葛西善二郎は、誰よりも『人間の犯罪者らしく』長生きをしたいと思うようになった。
さて。そんな葛西善二郎だが、自分の同格の仲間は全て死に絶え、『シックス』は魔人探偵に殺されたことで再び1人の犯罪者となった。
『シックス』よりも長生きをしたいという彼のささやかな願いは見事に叶い、彼を縛るものも無くなった。
だが、それで彼という男がなにか変わったのかと問われればそのようなことはない。
なにも変わらず、人間の知恵と工夫のみで犯罪を犯しつつ、誰よりも長生きする犯罪ライフスタイルはなにも変わらなかった。

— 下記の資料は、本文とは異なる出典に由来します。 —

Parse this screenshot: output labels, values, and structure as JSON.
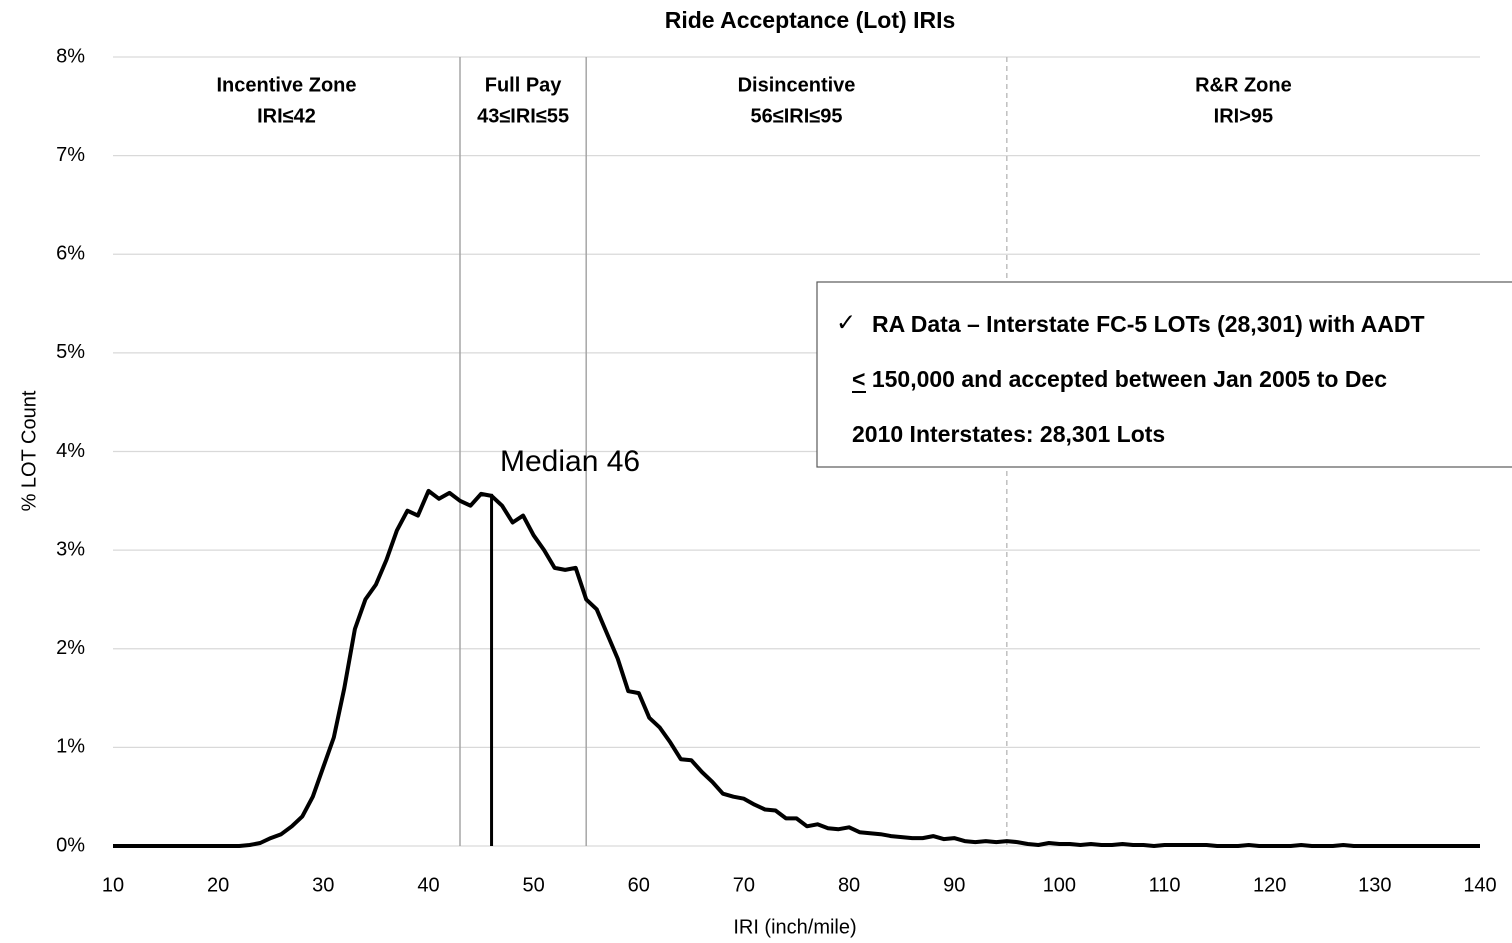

そう。彼という男はどこまで行っても人間の犯罪者だったのだ。
タバコを灰皿に押し付け、再び浦上へと向き合う。
「なああんた」
浦上は薄ら笑いを浮かべつつ葛西へと問いかける。
「あんたから見て、俺はなんに見える?」
「なにって...」
葛西は浦上の質問に眉をひそめる。
なにに見える、とはどういう意味か。
葛西の見る限り、浦上にはなにも変哲なものは―――
「...火火火ッ、まいったねこりゃ」
葛西は思わず帽子に手をやり苦笑する。
浦上は葛西が召喚したサーヴァントである。
サーヴァントとは、英雄が死後、人々に祀り上げられ英霊化したものを、魔術師が聖杯の莫大な魔力によって使い魔として現世に召喚したものである。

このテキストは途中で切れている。